As is often the case in science, we have gone almost full cycle
and realize that there are real phenomenological markers of mental activity during REM that are
quite distinct from mentation during NREM sleep. One difference is bizarreness. In a recent article
by Harry Hunt in the journal Dreaming, he was able to show that attempts to equate the bizarreness
of REM sleep mentation to the bizarreness of NREM sleep mentation doesn’t work. In other words,
REMing dreams are distinct from NREMing dreams.

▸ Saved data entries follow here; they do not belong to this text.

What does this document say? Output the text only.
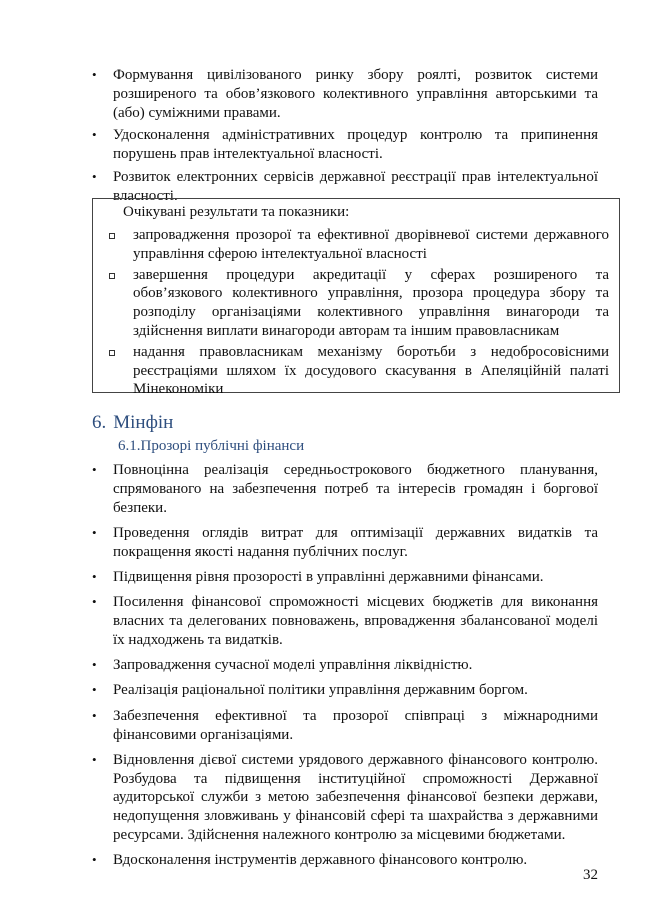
• Формування цивілізованого ринку збору роялті, розвиток системи розширеного та обов’язкового колективного управління авторськими та (або) суміжними правами.
• Удосконалення адміністративних процедур контролю та припинення порушень прав інтелектуальної власності.
• Розвиток електронних сервісів державної реєстрації прав інтелектуальної власності.
Очікувані результати та показники:
запровадження прозорої та ефективної дворівневої системи державного управління сферою інтелектуальної власності
завершення процедури акредитації у сферах розширеного та обов’язкового колективного управління, прозора процедура збору та розподілу організаціями колективного управління винагороди та здійснення виплати винагороди авторам та іншим правовласникам
надання правовласникам механізму боротьби з недобросовісними реєстраціями шляхом їх досудового скасування в Апеляційній палаті Мінекономіки
6. Мінфін
6.1.Прозорі публічні фінанси
• Повноцінна реалізація середньострокового бюджетного планування, спрямованого на забезпечення потреб та інтересів громадян і боргової безпеки.
• Проведення оглядів витрат для оптимізації державних видатків та покращення якості надання публічних послуг.
• Підвищення рівня прозорості в управлінні державними фінансами.
• Посилення фінансової спроможності місцевих бюджетів для виконання власних та делегованих повноважень, впровадження збалансованої моделі їх надходжень та видатків.
• Запровадження сучасної моделі управління ліквідністю.
• Реалізація раціональної політики управління державним боргом.
• Забезпечення ефективної та прозорої співпраці з міжнародними фінансовими організаціями.
• Відновлення дієвої системи урядового державного фінансового контролю. Розбудова та підвищення інституційної спроможності Державної аудиторської служби з метою забезпечення фінансової безпеки держави, недопущення зловживань у фінансовій сфері та шахрайства з державними ресурсами. Здійснення належного контролю за місцевими бюджетами.
• Вдосконалення інструментів державного фінансового контролю.
32
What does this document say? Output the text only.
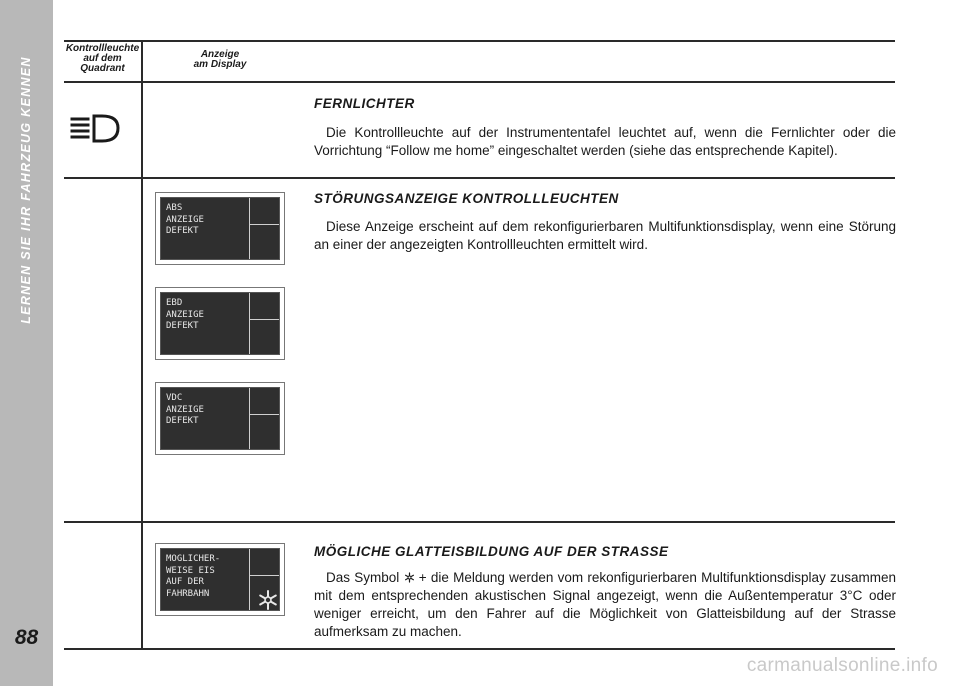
LERNEN SIE IHR FAHRZEUG KENNEN
88
Kontrollleuchte
auf dem
Quadrant
Anzeige
am Display
FERNLICHTER
Die Kontrollleuchte auf der Instrumententafel leuchtet auf, wenn die Fernlichter oder die Vorrichtung “Follow me home” eingeschaltet werden (siehe das entsprechende Kapitel).
STÖRUNGSANZEIGE KONTROLLLEUCHTEN
Diese Anzeige erscheint auf dem rekonfigurierbaren Multifunktionsdisplay, wenn eine Störung an einer der angezeigten Kontrollleuchten ermittelt wird.
ABS
ANZEIGE
DEFEKT
EBD
ANZEIGE
DEFEKT
VDC
ANZEIGE
DEFEKT
MOGLICHER-
WEISE EIS
AUF DER
FAHRBAHN
MÖGLICHE GLATTEISBILDUNG AUF DER STRASSE
Das Symbol  + die Meldung werden vom rekonfigurierbaren Multifunktionsdisplay zusammen mit dem entsprechenden akustischen Signal angezeigt, wenn die Außentemperatur 3°C oder weniger erreicht, um den Fahrer auf die Möglichkeit von Glatteisbildung auf der Strasse aufmerksam zu machen.
carmanualsonline.info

Lets return to Figure 2. You can see at
"D" that REM episodes get longer as you go through the sleep cycle. Therefore most of your
dreaming happens late in the sleeping cycle. Those dreams which last from 30 to 40 minutes have the
elaborate story lines and complex shifts and transitions which we call bizarreness. Your mother’s
got a purple face. Tin cans are growing out of people’s heads. That’s the kind of stuff you are
experiencing during these early morning hours. That’s the kind of stuff that "real" dreams
are made of!
There you are paralyzed from the neck down, your eye movements are jerky
and rapid, your heart rate fluctuates, your breadth rate changes. Sometimes when you wake up from an
especially intense REM episode you may be panting, your heart’s pounding and you’re sweating. And
you mutter, "Thank God, that was only a dream!" If that happens you have come out of rapid
eye movement sleep. So for instance, if you’re an ulcer sufferer there are twenty times the amount
of stomach acid secretions during REM than during NREM. If your child has asthma and they wake up
with an asthma attack, they’re likely waking from REM sleep. If you have angina, these heart
problems are going to occur most likely out of REM sleep. In other words, REM doesn’t seem to be
really good for your health. It stresses the body. It pushes all these different systems more so
than while awake. Not while your jogging ten miles, obviously, but this whole system is going to be
really revved up in the main more so than while awake. In addition, while all these systems are on
over-drive, the brain is increasing its activity. What is going on?